Ein markantes Beispiel für eine solche Rechtspraxis war die Beteiligung von Oppo, im Besitz von BBK Electronics, und Sharp, im Besitz von Taiwans Foxconn Technology. Im Januar 2020 verklagte Sharp Oppo in Japan wegen Verletzung einiger seiner Patente im Zusammenhang mit der Wireless-LAN-Technologie. Oppo hat in Shenzhen, China, eine Widerklage eingereicht, die die Gerichtsbarkeit übernommen hat und sagte, dass sie allein den Betrag bestimmen würde, den Oppo für die Nutzung von Sharps Patenten zahlen muss. Während Sharp weiterhin vor japanischen und deutschen Gerichten kämpfte, entschied ein Gericht in Shenzhen im Dezember gegen die Einreichung von Klagen und sagte, es würde Sharp eine Geldstrafe von etwa 1 Million US-Dollar pro Woche geben, wenn es sich nicht aus anderen Gerichtsbarkeiten zurückziehe.
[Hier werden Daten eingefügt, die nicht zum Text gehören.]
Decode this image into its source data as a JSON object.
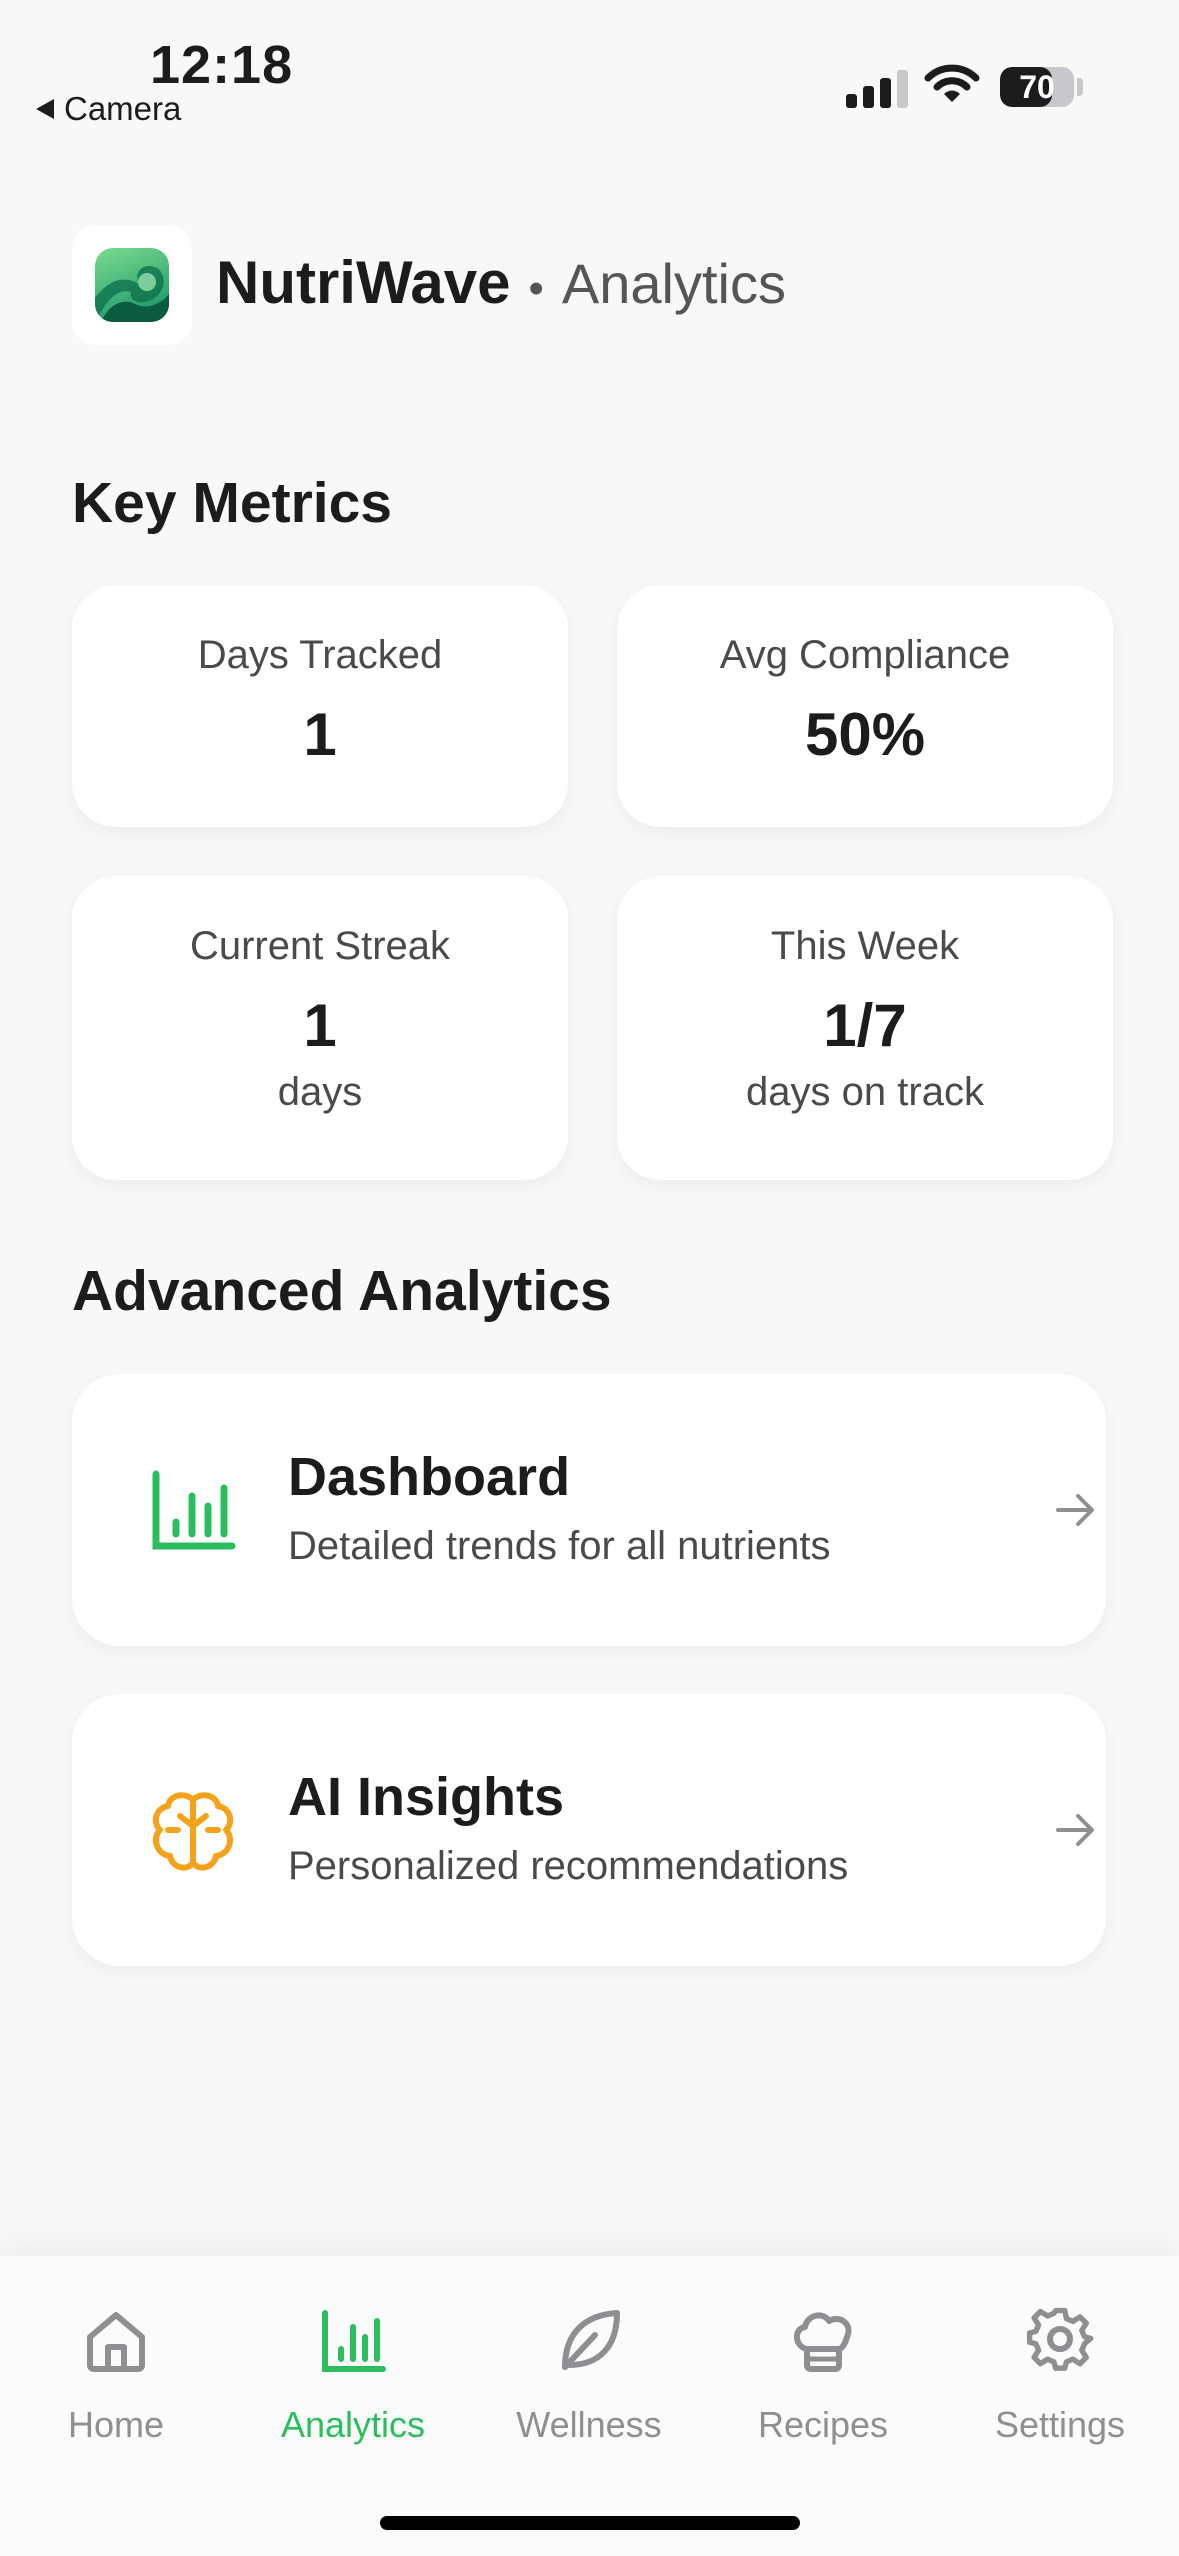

Ein deutsches Gericht in München legte dagegen Einspruch ein und versuchte, das chinesische Verbot mit einem eigenen "Verbotsverbot" zu blockieren. Der Fall ist noch anhängig, aber der Oberste Volksgerichtshof der VR China hat den Prozess bereits gelobt und als Beispiel dafür angeführt, wie China sich von einem "Eigentumsrechtsbuch" zu einem Branchenführer wandelt.

Im vergangenen Jahr erließ der Oberste Volksgerichtshof der VR China eine ähnliche einstweilige Verfügung in einem Streit zwischen Huawei und Conversant Wireless Licensing (jetzt MOSAID Technologies), das US- und weltweite Patente für drahtlose Technologie besitzt. Das Dokument verbot Conversant, in Deutschland eine Klage einzureichen. Der Fall endete mit einem außergerichtlichen Vergleich, dessen Bedingungen nicht veröffentlicht wurden. In einem anderen Fall besaß Ericsson Patente, über die Samsung mit der schwedischen Seite in Verhandlungen trat. Samsung reichte daraufhin in Wuhan eine Klage gegen Ericsson ein, und das chinesische Gericht entschied erneut gegen Ericsson mit einer wöchentlichen Geldstrafe von 1 Million US-Dollar.

Im Fall InterDigital wurde diese Taktik erstmals gegen ein amerikanisches Unternehmen eingesetzt. Laut den Dokumenten argumentierte Xiaomi nicht, dass es InterDigital-Technologien verwendet, sondern argumentierte, dass der Urheberrechtsinhaber zu viel Geld verlangte. Auf Antrag der chinesischen Seite erließ das Gericht in Wuhan eine einstweilige Verfügung gegen InterDigital und sagte, es werde den Lizenzsatz festlegen. Wie ein Vertreter von Xiaomi zu dieser Entscheidung kommentierte, hat das chinesische Gericht ausreichend Erfahrung mit der Fähigkeit, Fälle schnell zu lösen. Als Reaktion darauf ging InterDigital vor die Gerichte in Indien und Deutschland und versuchte, die Entscheidung des Gerichts in Wuhan aufzuheben. Das Unternehmen hat sich wegen der geringen Präsenz von Xiaomi in diesem Land nicht beim US-Gericht beworben. Die indischen und deutschen Gerichte haben sich auf die Seite von InterDigital gestellt. Der Ausgang des Verfahrens war vorhersehbar: ein außergerichtlicher Vergleich im August, der Verzicht auf alle Rechtsansprüche und eine Lizenzierung zu nicht genannten Bedingungen.